Le directeur de la Maison de la culture, Noureddine Kouidri, a salué les efforts des artistes Djamel Dekkar, Hassan Allaoua, Feroudji Mabrouk et Céline Sahraoui, qui ont animé et encadré les différents ateliers organisés au profit des jeunes dans le cadre de la 1re édition des Journées cinématographiques de Khenchela. Un film documentaire sur le parcours de l’artiste cinématographique établi à l’étranger, Omar Hakkar, issu du village Ferngal de Khenchela, a été diffusé lors de la clôture de la manifestation culturelle, qui a été mise à profit pour honorer l’artiste pour ses contributions durant plus d’une trentaine d’années au cinéma algérien.
Pour rappel, la première édition des Journée cinématographiques de Khenchela, organisée du 18 au 22 février dernier, organisée sous le slogan « La Révolution libératrice, vue par le cinéma algérien », a été marquée par la projection de dix films sur la Révolution algérienne à la Maison de la culture et par le cinéma mobile dans les communes de Tamaza, Kaïs et Chechar.

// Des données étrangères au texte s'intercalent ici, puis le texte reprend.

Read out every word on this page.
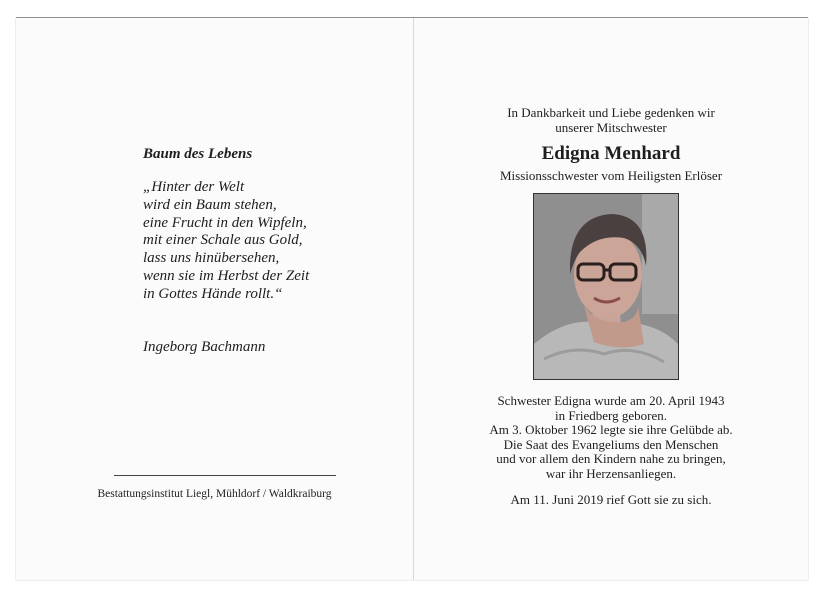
Baum des Lebens
„Hinter der Welt
wird ein Baum stehen,
eine Frucht in den Wipfeln,
mit einer Schale aus Gold,
lass uns hinübersehen,
wenn sie im Herbst der Zeit
in Gottes Hände rollt.“
Ingeborg Bachmann
Bestattungsinstitut Liegl, Mühldorf / Waldkraiburg
In Dankbarkeit und Liebe gedenken wir
unserer Mitschwester
Edigna Menhard
Missionsschwester vom Heiligsten Erlöser
Schwester Edigna wurde am 20. April 1943
in Friedberg geboren.
Am 3. Oktober 1962 legte sie ihre Gelübde ab.
Die Saat des Evangeliums den Menschen
und vor allem den Kindern nahe zu bringen,
war ihr Herzensanliegen.
Am 11. Juni 2019 rief Gott sie zu sich.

Parmi les films projetés dans le cadre de ces journées, « la Bataille d’Alger », « l’Opium et le Bâton », « Patrouille à l’Est », « Lambèse », « Le colonel Lotfi », « Mustapha Benboulaïd » et « Pont vers la vie ».  
Le directeur de la culture Abdelkader Djaaleb avait indiqué, à l’ouverture des Journées cinématographiques, que la manifestation met en exergue le rôle du cinéma dans la présentation de l’action révolutionnaire des chouhada et moudjahidine pour que l’Algérie recouvre son indépendance et sa liberté. Des conférences sur la production cinématographique en Algérie après l’indépendance et ses challenges actuels et des ateliers thématiques sur la rédaction de scénario, le tournage et l’art du comédien ont été animées durant ces journées par des professionnels du cinéma et des critiques.